No topo da lista, São Paulo mantém-se isolado na liderança com uma nota de 4,3 (em uma escala de 1 a 5). O desempenho paulista é atribuído ao seu robusto modelo de concessões privadas, que assegura uma malha rodoviária conservada e eficiente para o setor industrial.
Em contrapartida, a realidade no Norte é alarmante. O Acre (27º) e o Amazonas (26º) ocupam as últimas posições do ranking nacional, transformando o transporte de mercadorias em um “pesadelo logístico”. Essa precariedade reflete-se diretamente no preço final dos produtos, já que o frete na região é consideravelmente mais elevado devido às más condições das vias.
Inserido nesse cenário crítico, o Pará aparece na 21ª posição, figurando entre as unidades da federação com a pior malha rodoviária do Brasil. Apesar de sua importância estratégica para a economia nacional, o estado sofre com a falta de infraestrutura adequada, o que compromete a competitividade da região e impõe riscos à segurança de quem trafega pelas estradas paraenses.

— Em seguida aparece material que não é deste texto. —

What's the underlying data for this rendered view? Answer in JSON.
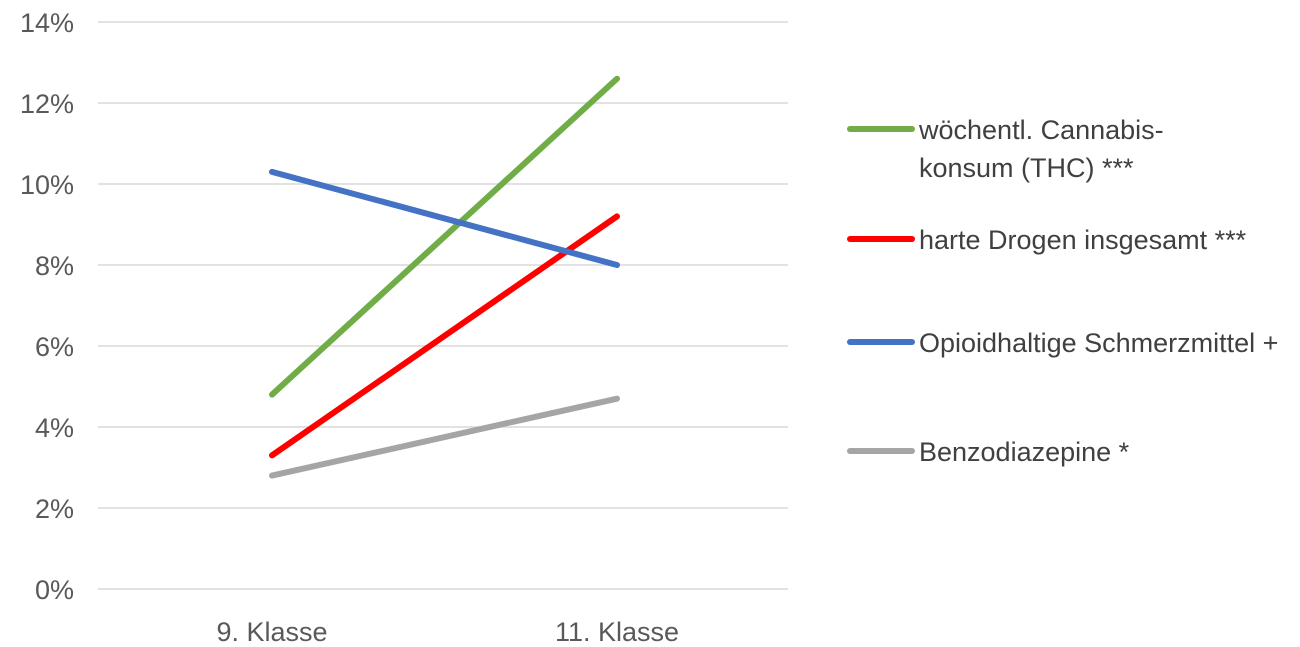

Um dos pontos positivos do relatório é o Mato Grosso do Sul, que alcançou o 2º lugar com nota 3,7. O avanço sul-mato-grossense demonstra a força do agronegócio como motor de investimentos: o estado entendeu que, para exportar soja e gerar riqueza, a infraestrutura precisa acompanhar o ritmo do campo, eliminando gargalos de escoamento.